The Malaysian Automotive Affiliation (MAA) says it doesn’t count on the gross sales of diesel automobiles to be severely impacted by the federal government’s focused diesel subsidy programme, which started earlier this week and has seen the retail worth of Euro 5 B10 and B20 diesel within the peninsula being elevated from RM2.15 to RM3.35 per litre.
In a press release, the affiliation mentioned it anticipates that the full trade gross sales (TIV) quantity for the 12 months will proceed at deliberate ranges, with any change in quantity not reflecting a lot within the TIV, on condition that diesel automobiles solely account for lower than 12% of the car registrations within the nation.
How the transfer will have an effect on gross sales received’t be seen instantly, however a clearer indication will come about throughout the subsequent month or so. Nonetheless, any dip in numbers could also be short-term.
It’s because the affiliation says that demand for business diesel automobiles, pick-up vehicles and vans is anticipated to stay excessive. It mentioned that aside from personal use, customers of diesel automobiles are largely from the development, plantation, logistics, tourism and transport sectors, and such automobiles had been essential to many enterprise operations in these sectors.

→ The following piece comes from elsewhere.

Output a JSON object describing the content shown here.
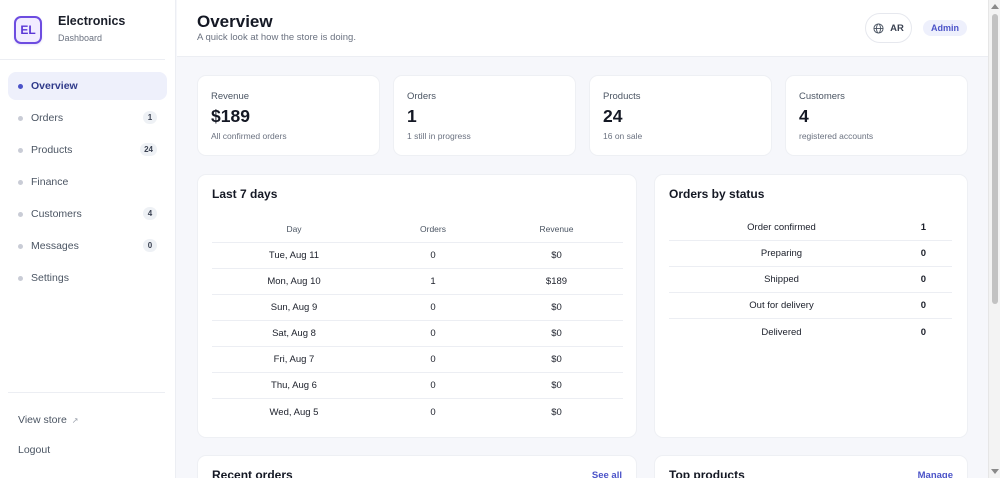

It added that whereas customers can be cautious in making a purchase order choice originally, they’d not maintain off on a purchase order of a diesel car for lengthy, given their needed use in lots of functions.
The affiliation nonetheless mentioned that having an correct and environment friendly rebate mechanism is essential, and referred to as on the federal government to make the subsidy quota for the transport sector clear so as to forestall operators from elevating transport charges, which might have an effect on the general public and the nation’s competitiveness.